So its now 4 days to go till the big event. What big event I hear you cry, well Christmas Day and it looks set to be yet another busy busy day for all, well mostly all. I thought I would share my Christmas plans with you all to see if you approve.
Firstly, namely so I can get by it quickly, yes I will be on my own for Christmas. Please do not feel bad or sorry for me, its how I am every year so its all good.
Secondly, and this will be the fun one although am sure a few will go erm problem there, I will be staying here. I thought I needed to get my ass outside of these four walls and be able to relax under my own steam. Wonder how my breakfasts will go down.
As for Christmas dinner well am thinking splash out on room service and get a bottle of wine in, whose joining me then.
I don't envy those of you who will be with your families at all.
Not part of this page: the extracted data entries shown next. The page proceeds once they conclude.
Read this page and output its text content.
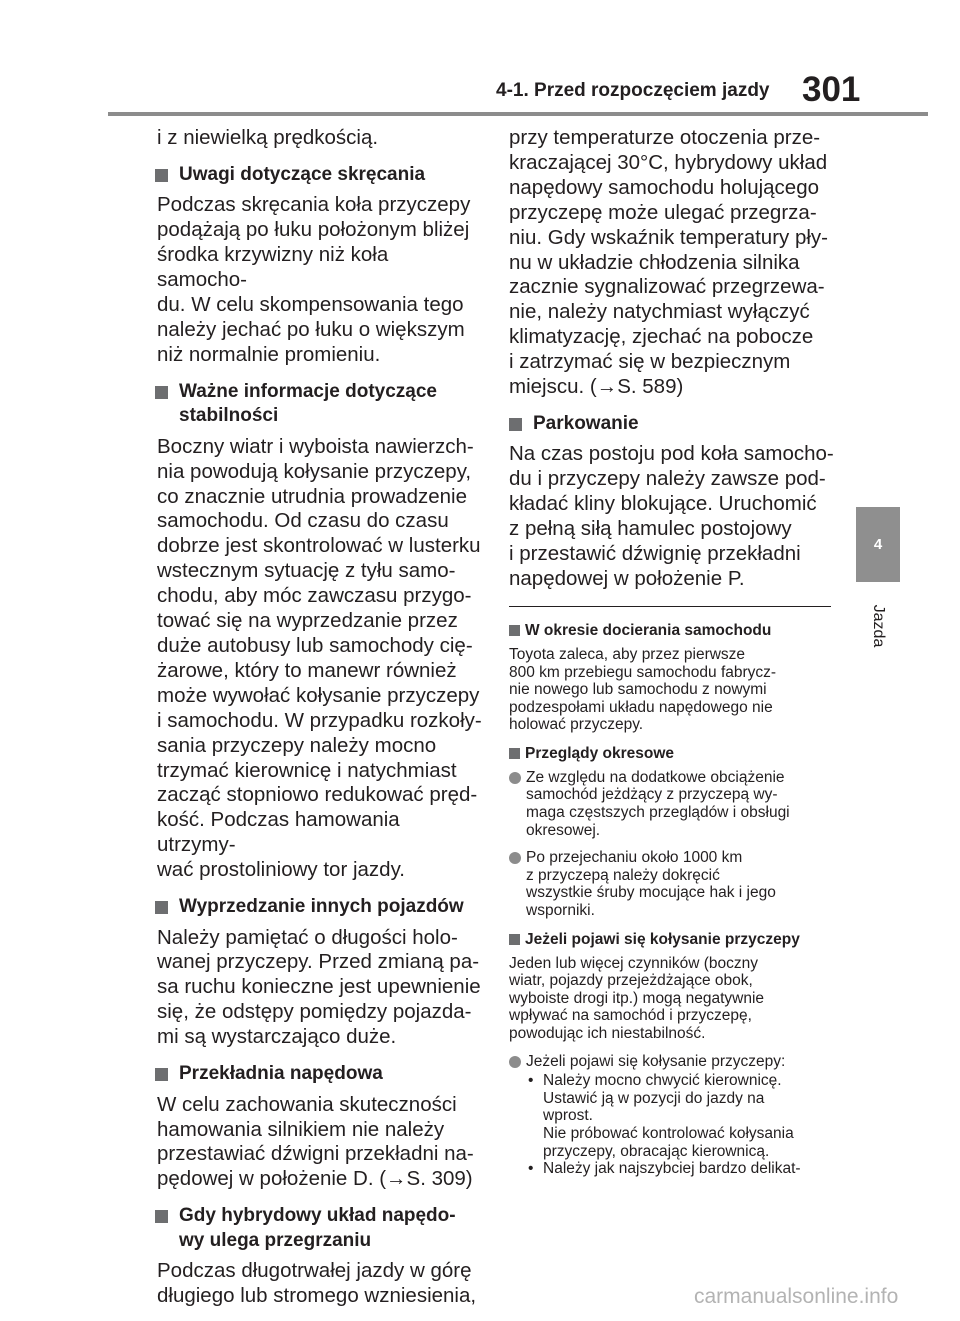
4-1. Przed rozpoczęciem jazdy 301
4
Jazda

i z niewielką prędkością.

Uwagi dotyczące skręcania

Podczas skręcania koła przyczepy
podążają po łuku położonym bliżej
środka krzywizny niż koła samocho-
du. W celu skompensowania tego
należy jechać po łuku o większym
niż normalnie promieniu.

Ważne informacje dotyczące
stabilności

Boczny wiatr i wyboista nawierzch-
nia powodują kołysanie przyczepy,
co znacznie utrudnia prowadzenie
samochodu. Od czasu do czasu
dobrze jest skontrolować w lusterku
wstecznym sytuację z tyłu samo-
chodu, aby móc zawczasu przygo-
tować się na wyprzedzanie przez
duże autobusy lub samochody cię-
żarowe, który to manewr również
może wywołać kołysanie przyczepy
i samochodu. W przypadku rozkoły-
sania przyczepy należy mocno
trzymać kierownicę i natychmiast
zacząć stopniowo redukować pręd-
kość. Podczas hamowania utrzymy-
wać prostoliniowy tor jazdy.

Wyprzedzanie innych pojazdów

Należy pamiętać o długości holo-
wanej przyczepy. Przed zmianą pa-
sa ruchu konieczne jest upewnienie
się, że odstępy pomiędzy pojazda-
mi są wystarczająco duże.

Przekładnia napędowa

W celu zachowania skuteczności
hamowania silnikiem nie należy
przestawiać dźwigni przekładni na-
pędowej w położenie D. (→S. 309)

Gdy hybrydowy układ napędo-
wy ulega przegrzaniu

Podczas długotrwałej jazdy w górę
długiego lub stromego wzniesienia,

przy temperaturze otoczenia prze-
kraczającej 30°C, hybrydowy układ
napędowy samochodu holującego
przyczepę może ulegać przegrza-
niu. Gdy wskaźnik temperatury pły-
nu w układzie chłodzenia silnika
zacznie sygnalizować przegrzewa-
nie, należy natychmiast wyłączyć
klimatyzację, zjechać na pobocze
i zatrzymać się w bezpiecznym
miejscu. (→S. 589)

Parkowanie

Na czas postoju pod koła samocho-
du i przyczepy należy zawsze pod-
kładać kliny blokujące. Uruchomić
z pełną siłą hamulec postojowy
i przestawić dźwignię przekładni
napędowej w położenie P.

W okresie docierania samochodu

Toyota zaleca, aby przez pierwsze
800 km przebiegu samochodu fabrycz-
nie nowego lub samochodu z nowymi
podzespołami układu napędowego nie
holować przyczepy.

Przeglądy okresowe
Ze względu na dodatkowe obciążenie
samochód jeżdżący z przyczepą wy-
maga częstszych przeglądów i obsługi
okresowej.
Po przejechaniu około 1000 km
z przyczepą należy dokręcić
wszystkie śruby mocujące hak i jego
wsporniki.
Jeżeli pojawi się kołysanie przyczepy

Jeden lub więcej czynników (boczny
wiatr, pojazdy przejeżdżające obok,
wyboiste drogi itp.) mogą negatywnie
wpływać na samochód i przyczepę,
powodując ich niestabilność.

Jeżeli pojawi się kołysanie przyczepy:
• Należy mocno chwycić kierownicę.
Ustawić ją w pozycji do jazdy na
wprost.
Nie próbować kontrolować kołysania
przyczepy, obracając kierownicą.
• Należy jak najszybciej bardzo delikat-
carmanualsonline.info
I love my mother, sister and brother to bits and wouldn't change them for the world, but I just don't feel part of the family any more and as such don't join in holiday festivities like this.
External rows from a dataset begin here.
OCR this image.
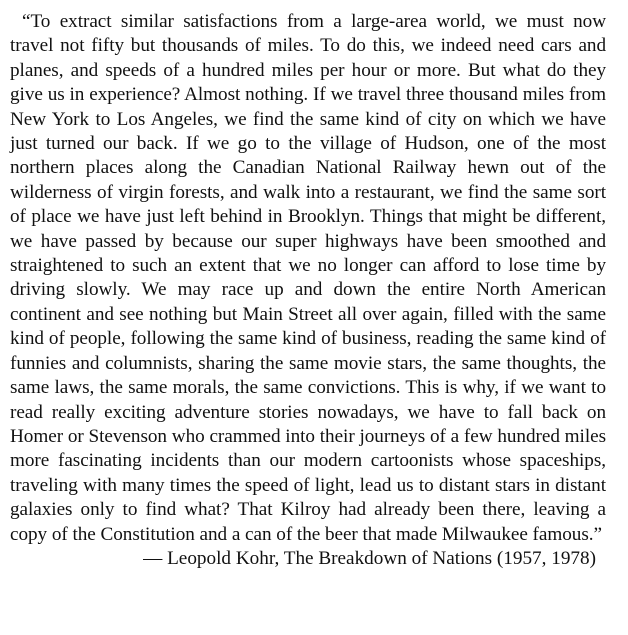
“To extract similar satisfactions from a large-area world, we must now travel not fifty but thousands of miles. To do this, we indeed need cars and planes, and speeds of a hundred miles per hour or more. But what do they give us in experience? Almost nothing. If we travel three thousand miles from New York to Los Angeles, we find the same kind of city on which we have just turned our back. If we go to the village of Hudson, one of the most northern places along the Canadian National Railway hewn out of the wilderness of virgin forests, and walk into a restaurant, we find the same sort of place we have just left behind in Brooklyn. Things that might be different, we have passed by because our super highways have been smoothed and straightened to such an extent that we no longer can afford to lose time by driving slowly. We may race up and down the entire North American continent and see nothing but Main Street all over again, filled with the same kind of people, following the same kind of business, reading the same kind of funnies and columnists, sharing the same movie stars, the same thoughts, the same laws, the same morals, the same convictions. This is why, if we want to read really exciting adventure stories nowadays, we have to fall back on Homer or Stevenson who crammed into their journeys of a few hundred miles more fascinating incidents than our modern cartoonists whose spaceships, traveling with many times the speed of light, lead us to distant stars in distant galaxies only to find what? That Kilroy had already been there, leaving a copy of the Constitution and a can of the beer that made Milwaukee famous.”

— Leopold Kohr, The Breakdown of Nations (1957, 1978)
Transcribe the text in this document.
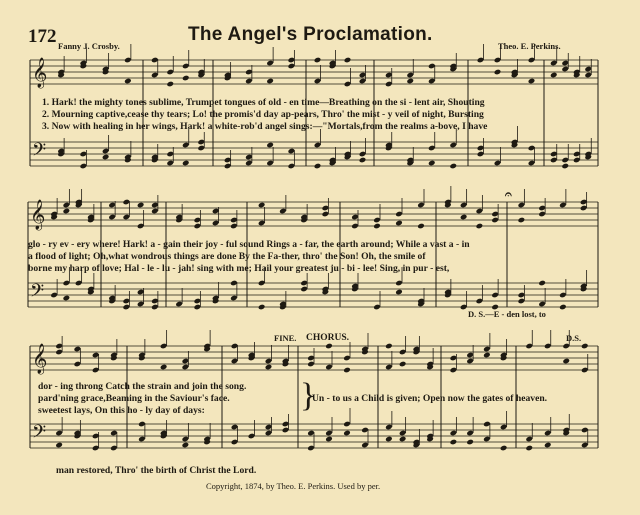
172	The Angel's Proclamation.
Fanny J. Crosby.	Theo. E. Perkins.
𝄞
𝄢
𝄞
𝄢
𝄞
𝄢
𝄐
1. Hark! the mighty tones sublime, Trumpet tongues of old - en time—Breathing on the si - lent air, Shouting
2. Mourning captive,cease thy tears; Lo! the promis'd day ap-pears, Thro' the mist - y veil of night, Bursting
3. Now with healing in her wings, Hark! a white-rob'd angel sings:—"Mortals,from the realms a-bove, I have
glo - ry ev - ery where! Hark! a - gain their joy - ful sound Rings a - far, the earth around; While a vast a - in
a flood of light; Oh,what wondrous things are done By the Fa-ther, thro' the Son! Oh, the smile of
borne my harp of love; Hal - le - lu - jah! sing with me; Hail your greatest ju - bi - lee! Sing, in pur - est,
D. S.—E - den lost, to
FINE. CHORUS.	D.S.
dor - ing throng Catch the strain and join the song.
pard'ning grace,Beaming in the Saviour's face.
sweetest lays, On this ho - ly day of days:	}
Un - to us a Child is given; Open now the gates of heaven.
man restored, Thro' the birth of Christ the Lord.
Copyright, 1874, by Theo. E. Perkins. Used by per.
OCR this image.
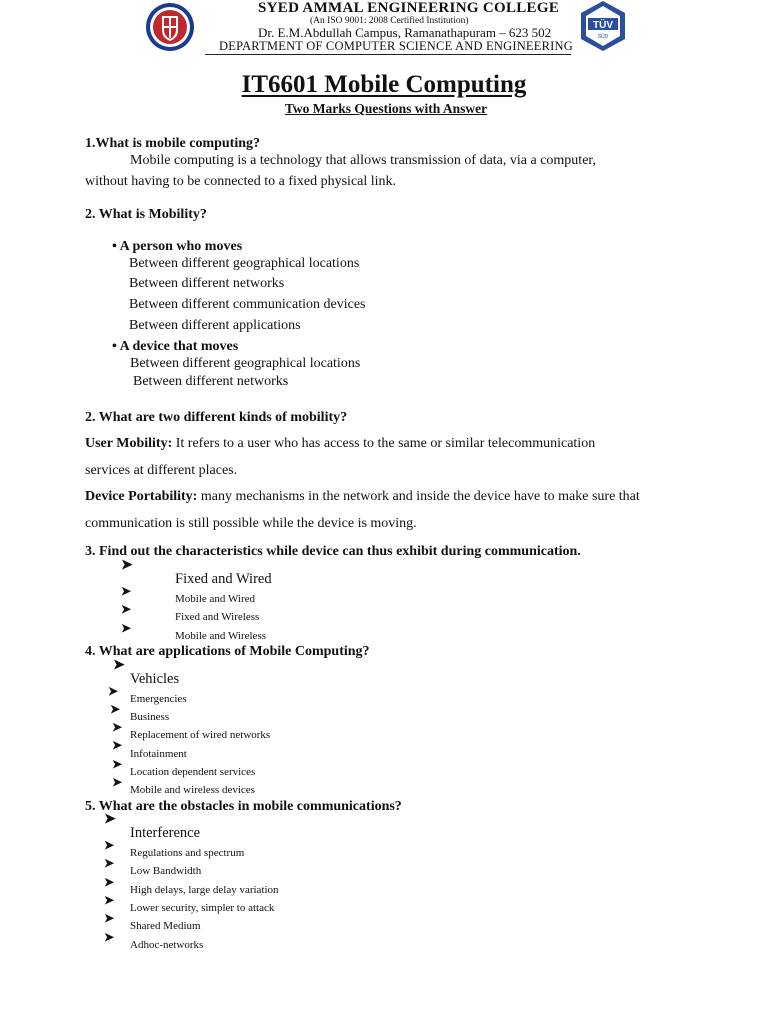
SYED AMMAL ENGINEERING COLLEGE
(An ISO 9001: 2008 Certified Institution)
Dr. E.M.Abdullah Campus, Ramanathapuram – 623 502
DEPARTMENT OF COMPUTER SCIENCE AND ENGINEERING
TÜV
SÜD
IT6601 Mobile Computing
Two Marks Questions with Answer
1.What is mobile computing?
Mobile computing is a technology that allows transmission of data, via a computer,
without having to be connected to a fixed physical link.
2. What is Mobility?
• A person who moves
Between different geographical locations
Between different networks
Between different communication devices
Between different applications
• A device that moves
Between different geographical locations
Between different networks
2. What are two different kinds of mobility?
User Mobility: It refers to a user who has access to the same or similar telecommunication
services at different places.
Device Portability: many mechanisms in the network and inside the device have to make sure that
communication is still possible while the device is moving.
3. Find out the characteristics while device can thus exhibit during communication.
➤
Fixed and Wired
➤
Mobile and Wired
➤
Fixed and Wireless
➤
Mobile and Wireless
4. What are applications of Mobile Computing?
➤
Vehicles
➤
Emergencies
➤
Business
➤
Replacement of wired networks
➤
Infotainment
➤
Location dependent services
➤
Mobile and wireless devices
5. What are the obstacles in mobile communications?
➤
Interference
➤
Regulations and spectrum
➤
Low Bandwidth
➤
High delays, large delay variation
➤
Lower security, simpler to attack
➤
Shared Medium
➤
Adhoc-networks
Earlier I posted a tweet on twitter about being emotional and think it deserves explaining. I am sad for the family part of me that does on occasion want to be with them but then I recall why that can not be so and I resign myself to that knowledge. The other issue revolves around the fact that I have been on my own,single wise, for 2 years now and boy do I scream that out loud.
I know at times it really should not bother me but it now seems that when others around me who act worse than I do they end up like a walking phone book yet I get no where.
I would sing praises of someone I cared for that much and there are those i could name that I would call close to me and a few who if they tried could get a lot more, hmmm decisions.